Вот так я шел и размышлял, а снег сыпал, словно в какой-нибудь сказке. Короче говоря, за каких-то два десятка шагов я все все вспомнил: есть вещи, которые позабыть нельзя, даже если думаешь, что запамятовал их, и каждый в душе своей отчетливо их видит, пока в очаге догорает полено, а в темной ночи заметенные снегом бедняки зовут свою скотину.

Я увидел этот ранец той ветреной послевоенной весной: однажды утром он засиял в нашей школе, которая до войны была жандармской конюшней, и можно было разглядеть, что ранец тот был сработан из какой-то шелковистой синевы, с желтым клапаном и карманами по бокам; самый красивый ранец, какой только мне довелось повидать в своей жизни или во сне.
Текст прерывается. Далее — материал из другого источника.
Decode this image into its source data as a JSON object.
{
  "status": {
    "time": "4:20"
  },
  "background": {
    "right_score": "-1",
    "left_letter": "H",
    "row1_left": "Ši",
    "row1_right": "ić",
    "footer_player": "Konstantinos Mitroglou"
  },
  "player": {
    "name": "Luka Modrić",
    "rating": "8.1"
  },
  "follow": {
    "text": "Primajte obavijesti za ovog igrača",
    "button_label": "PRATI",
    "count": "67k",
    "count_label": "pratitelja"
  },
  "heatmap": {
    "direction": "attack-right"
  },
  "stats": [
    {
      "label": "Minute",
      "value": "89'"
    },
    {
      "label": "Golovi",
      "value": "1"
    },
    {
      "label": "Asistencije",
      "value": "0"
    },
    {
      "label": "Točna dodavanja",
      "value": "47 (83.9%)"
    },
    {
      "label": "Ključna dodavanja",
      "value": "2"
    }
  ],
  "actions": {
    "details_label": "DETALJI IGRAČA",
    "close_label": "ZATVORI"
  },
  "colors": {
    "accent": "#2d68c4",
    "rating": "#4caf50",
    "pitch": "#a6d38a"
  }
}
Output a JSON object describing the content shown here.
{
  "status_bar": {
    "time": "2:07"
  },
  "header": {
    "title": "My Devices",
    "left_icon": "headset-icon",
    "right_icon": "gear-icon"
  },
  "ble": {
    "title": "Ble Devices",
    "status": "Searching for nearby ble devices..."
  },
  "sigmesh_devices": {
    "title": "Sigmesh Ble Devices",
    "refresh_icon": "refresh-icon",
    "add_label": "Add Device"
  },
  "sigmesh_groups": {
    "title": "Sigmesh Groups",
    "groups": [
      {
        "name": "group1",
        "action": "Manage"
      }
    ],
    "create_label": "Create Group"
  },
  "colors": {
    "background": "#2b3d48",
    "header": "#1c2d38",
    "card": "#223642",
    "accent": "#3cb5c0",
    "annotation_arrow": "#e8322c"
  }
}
С ним пришел мой сосед, Милош Сандарич, который получал посылки от американского дядюшки. Я тяжко расстроился из-за такой красоты, этот ранец все время так и стоял перед моими глазами. До той поры для меня ничего тоскливее школы не было, а теперь я бегом мчался в нее, чтобы полюбоваться этой шелковой синевой, этим небесным шелком, из которого, говорят, делают цеппелины, и я верил, что ранец Милоша может летать, стоит его лишь чуть-чуть приспособить для этого дела.

У меня должен был появиться такой: тут нечего было предаваться пустым мечтаниям, нечего было выжидать, пока на меня счастье ни свалится само по себе.

Я думать забыл обо всем прежнем. Отказался от салок, «казаков-разбойников», «штандора» и «чижика». Перестали меня радовать консервные банки и желтые гильзы со свалки за стрельбищем, и к правлению не ходил смотреть, как мужики долбнями забивают лошадей. Той весной привязалась ко мне печальная думка о том, что Дражичи совсем не такие, как Сандаричи, а вовсе нищеброды и горемыки, у которых в жизни-то ни праздников не бывает, ни даже белых рубашек. Впрочем, нам немного свезло, когда новые власти признали отца Байкулу, по вине конокрадов лишившегося ноги, инвалидом, но ни на какой ранец мне все равно рассчитывать не приходилось; ни на похвалу от учителя Гойко за отличную учебу и еще более отличное поведение, даже если бы я отблагодарил его шматом ветчины или стаканчиком виноградной ракии, потому как я вечно последним из худших был, а в первых рядах появлялся только тогда, когда оплеухи отвешивали, да на горох коленками ставили, да когда в подвал запирали, так что для задней парты я просто незаменимым кадром был. Так вот я и тосковал, высыхая изнутри, словно лужа под солнечными лучами. Возненавидел я соседа Милоша, и ненависть эту скрыть невозможно было, потому как она из меня просто высыпала, как парша в волосах, и только ненависть эта удерживала меня от того, чтобы не расхвораться. Правда, не всегда эта ненависть во мне возникала. У Милоша никогда вшей не находили и не лупили его за грязные ногти и слюнявые губы. У него и матросский костюмчик был, и бескозырка с синими ленточками, к тому же и настоящие туфли, да и сам он был какой-то особенный и величаво красивый, особенно когда солнышко ему в затылок светило. И тогда я совсем забывал про ранец, не говоря уж о ненависти, и так меня эта его внешность захватывала, что я ею чуть ли не греховно наслаждался.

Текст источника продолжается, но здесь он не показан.